The W. R. Miller Papers at the State Archives contain many examples of chattel mortgages. Some of these mortgages state that the debtor is a cropper or tenant farmer of C. R. Miller, a landowner in Orange County.

A Chattel Mortgage

A chattel mortgage is transcribed below. It contains many misspellings but is reprinted as it was written, with some editorial corrections for clarity. The farmer, Jessa Buttler (also spelled as Jessy Butler in another document), apparently was unable to read or write and had to sign this mortgage with an X, representing his mark. It is unclear who wrote the document for him.

I Jessa Buttler of the county of Orang in the state of NC am indebit to Chs R. Miller of orang conty in sade state on the sum of eighty eight dollars and twenty cts for which he holds my note to be due on the 15 day of October 1883 and to secure the payment of the same I do hearby conveay to him these articles of personel property to wit my gray horse Charles... 8 years olde and blind and my intire crop of corne wheat oats tobacco shuck foder straw.... I am to farm on Chs R Miller lands....
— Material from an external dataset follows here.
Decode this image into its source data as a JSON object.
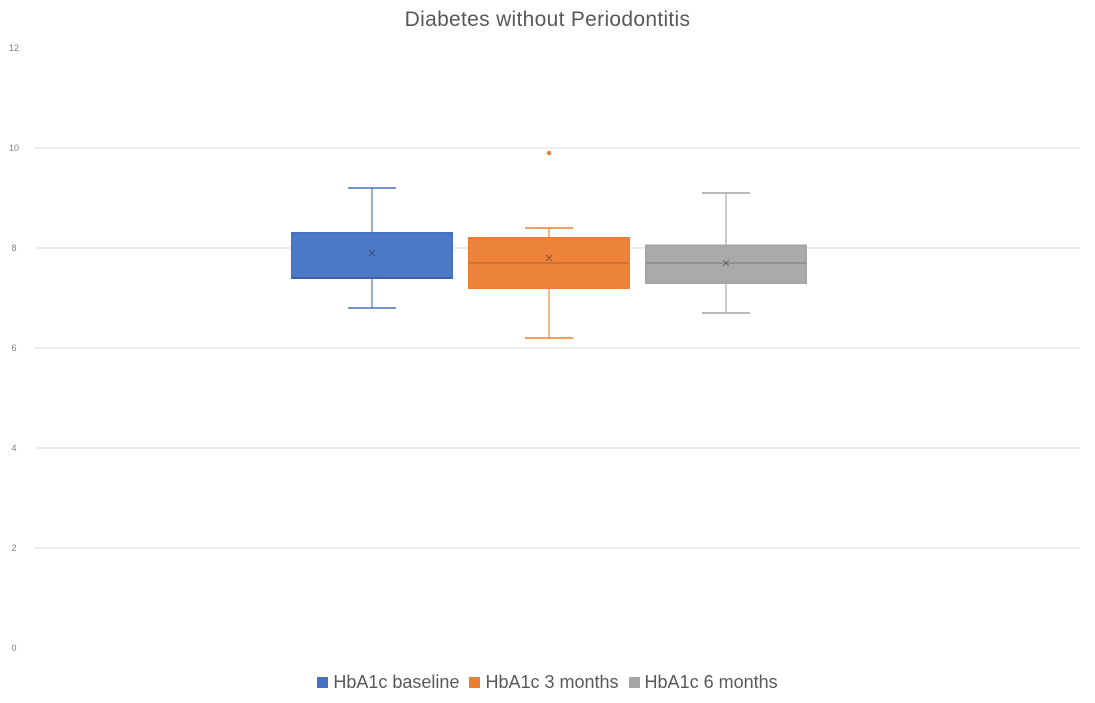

but on the spec[i]al trust that if I file to pay sade debit and intrest in or before the 15 day October 1883 then he may sell said property or so much thereof as may be ne[ces]sary by public auction for cash first giving twnty days notis at three public places and aply the proceeds of such sales to the discarge of saide debit and intrest on the same and pay any surplus to me giving under my hand and seal this 3 day of March 1883.

Witness: J. W. Miller

My Mark: X Jessa Buttler

An Accounting of Debts

Another document -- you can see the original in the "primary sources" tab -- reflects Mr. Butler’s attempts to pay off his debt. This document, reproduced below, shows the principal of the debt, the interest that was added to the debt, and how much money Mr. Butler owed as of October 26, 1890.

Principal 88.20
Interest from march the 3 1883 to feb. 26 1884  6.92
(11 mos 23 da) 95.12
Paid on bond 30.41
Amt for new principal 64.71
Interest on $64.71 from feb. 26 1884 to Oct. 26 1890 (6 yrs 8 mo) 34.51
Amt due on bond. $99.22
Witness fee at Greensboro 7.00
Amt. Due C. R. Miller $106.22
[Surplus money credited to Mr. Butler after he paid back a different debt]    0.18

Acct Between C. R. Miller 
Jessy Butler. (Colored)

Primary Source Citation: 

[Documents of contracts between Charles R. Miller and Jessy Butler.] W. R. Miller Papers, PC.1437, State Archives of North Carolina, Raleigh, NC.